En su análisis del comportamiento del empleo en el sector primario, el Servicio de Información Agroalimentaria y Pesquera (SIAP) indica que de los 6.7 millones de trabajadores que se dedican a actividades del campo, sólo 12 por ciento son mujeres.

La experta de la empresa de fertilizantes Yara, reconocida dentro de las 10 compañías que cambian el mundo por la revista Fortune, señaló que estas no son las únicas limitaciones para la mujer rural, ya que también se ven afectadas en temas como el acceso a la tierra, a recursos y oportunidades, como créditos y nuevas tecnologías.

Liz Gómez, señaló que sólo 26 por ciento de todas las propiedades a nivel mundial están en manos de las mujeres y que México no es la excepción, donde la gran mayoría se ubican como avecindadas, es decir, con derecho sobre la tierra por habitarla o trabajarla cierto tiempo, que es la forma de posesión más limitada.

Datos de la Procuraduría Agraria indican que, aunque las mujeres representan más de la mitad de la población en el campo (50.4 por ciento), ellas sólo tienen una cuarta parte de los derechos sobre la propiedad social, que se traduce en ejidos y tierras comunales.

El Registro Agrario Nacional (RAN) indica que sólo 29 por ciento de los 32 mil 202 núcleos agrarios en el país son trabajados por mujeres, es decir, un millón 416 mil 206 ejidatarias, comuneras, posesionarias y avecindadas, donde sólo siete de cada 100 ocupa un cargo en el Comisariado Ejidal o de Bienes Comunales o en el Consejo de Vigilancia, ya sea como titular o como suplente.

El RAN estima que del total de ejidatarios, comuneros, posesionarios y avecindados, 21 por ciento son mujeres ejidatarias, 25 por ciento son comuneras, 27 por ciento posesionarias y 29 por ciento corresponde a mujeres avecindadas.

“¿Esto de qué manera afecta a las mujeres? Hay muchos programas; sin embargo, hay muchos programas que están destinados a personas que tienen algún título propiedad o algún derecho sobre la tierra, el simple hecho de no tenerlo las limita”, explicó Liz Gómez.

En 2019, durante la Comisión Intersecretarial para el Desarrollo Rural Sustentable, trascendió un acuerdo suscrito entre la Sader y la Procuraduría Agraria, para eliminar el requisito de la presentación del título de propiedad por parte de las mujeres que desean acceder a alguno de los programas sujetos a reglas de operación.

Imagen: Cortesía

IMPULSO FEMENINO

Durante 2020, el Instituto Nacional de las Mujeres (Inmujeres) lanzó el proyecto “Mujeres por el derecho a la tierra” de la mano de la Secretaría de Desarrollo Agrario, Territorial y Urbano (Sedatu), a fin de establecer mecanismos que permitan ejercer su derecho pleno y conocer las condiciones políticas, económicas, familiares y comunitarias de las mujeres rurales, que han impedido el ejercicio pleno de sus derechos a la propiedad y acceso a la tierra.

Según estimaciones del Instituto Interamericano de Cooperación para la Agricultura (IICA) en México, si las agricultoras tuvieran los mismos derechos, oportunidades y condiciones laborales que los hombres, podría reducirse entre 100 y 150 millones el número de personas que sufren hambre en el mundo.

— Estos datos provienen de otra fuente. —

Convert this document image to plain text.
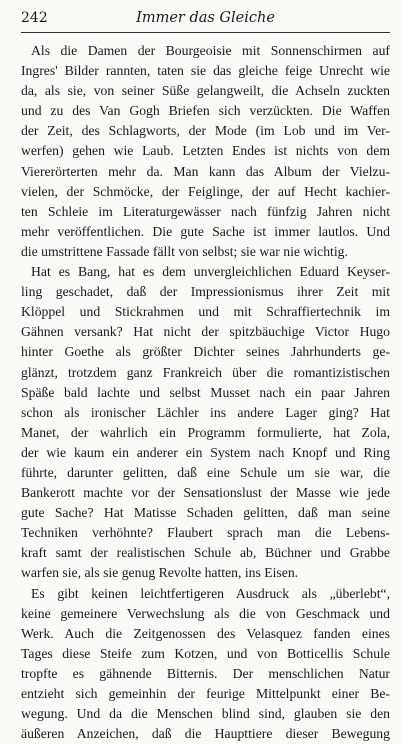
242	Immer das Gleiche
Als die Damen der Bourgeoisie mit Sonnenschirmen auf
Ingres' Bilder rannten, taten sie das gleiche feige Unrecht wie
da, als sie, von seiner Süße gelangweilt, die Achseln zuckten
und zu des Van Gogh Briefen sich verzückten. Die Waffen
der Zeit, des Schlagworts, der Mode (im Lob und im Ver-
werfen) gehen wie Laub. Letzten Endes ist nichts von dem
Viererörterten mehr da. Man kann das Album der Vielzu-
vielen, der Schmöcke, der Feiglinge, der auf Hecht kachier-
ten Schleie im Literaturgewässer nach fünfzig Jahren nicht
mehr veröffentlichen. Die gute Sache ist immer lautlos. Und
die umstrittene Fassade fällt von selbst; sie war nie wichtig.
Hat es Bang, hat es dem unvergleichlichen Eduard Keyser-
ling geschadet, daß der Impressionismus ihrer Zeit mit
Klöppel und Stickrahmen und mit Schraffiertechnik im
Gähnen versank? Hat nicht der spitzbäuchige Victor Hugo
hinter Goethe als größter Dichter seines Jahrhunderts ge-
glänzt, trotzdem ganz Frankreich über die romantizistischen
Späße bald lachte und selbst Musset nach ein paar Jahren
schon als ironischer Lächler ins andere Lager ging? Hat
Manet, der wahrlich ein Programm formulierte, hat Zola,
der wie kaum ein anderer ein System nach Knopf und Ring
führte, darunter gelitten, daß eine Schule um sie war, die
Bankerott machte vor der Sensationslust der Masse wie jede
gute Sache? Hat Matisse Schaden gelitten, daß man seine
Techniken verhöhnte? Flaubert sprach man die Lebens-
kraft samt der realistischen Schule ab, Büchner und Grabbe
warfen sie, als sie genug Revolte hatten, ins Eisen.
Es gibt keinen leichtfertigeren Ausdruck als „überlebt“,
keine gemeinere Verwechslung als die von Geschmack und
Werk. Auch die Zeitgenossen des Velasquez fanden eines
Tages diese Steife zum Kotzen, und von Botticellis Schule
tropfte es gähnende Bitternis. Der menschlichen Natur
entzieht sich gemeinhin der feurige Mittelpunkt einer Be-
wegung. Und da die Menschen blind sind, glauben sie den
äußeren Anzeichen, daß die Haupttiere dieser Bewegung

Inmujeres señala que la participación económica de ellas en México representa 43.7 por ciento del total, mientras que para mujeres rurales la proporción se ubica 34.2 por ciento.

El organismo identifica que las mujeres indígenas destinan 6.3 horas semanales a desgranar el maíz, a cocer o moler el nixtamal o a hacer tortillas de maíz o trigo para sus hogares, tres veces más del tiempo que destinan los hombres a estas actividades.

Sobre la limitación de las mujeres a la tecnología, el IICA destacó en su más reciente estudio Desigualdad Digital de Género en América Latina, que las mujeres con un bajo nivel educativo que viven en áreas rurales constituyen el grupo menos conectado, “lo que se destaca como un área importante para intervenir mediante políticas”.

“Por lo tanto, abordar estas desigualdades es una oportunidad para mejorar el acceso de las mujeres rurales a este recurso y promover su empoderamiento económico y político”, señala.

Gómez Medina agregó que la falta de visibilidad también afecta a las mujeres de manera considerable, ya que no se les reconoce el gran aporte que brindan en la producción de alimentos, mientras que se ven “desproporcionadamente afectadas por la pobreza, por la exclusión, los aspectos de cambio climático y de medio ambiente”, por mencionar algunas.

"Sabemos que las mujeres cultivan, procesan, transportan, distribuyen comida que se consume, no sólo en las familias sino en la sociedad en general. Además, se ocupan de la crianza, de la compra y preparación de alimentos y se ve desproporcionadamente afectada", resaltó.

La Organización de las Naciones Unidas para la Alimentación y la Agricultura (FAO) apunta que las mujeres rurales representan 29 por ciento de la fuerza laboral en América Latina, por lo que son las responsables de más de 50 por ciento de la producción de alimentos.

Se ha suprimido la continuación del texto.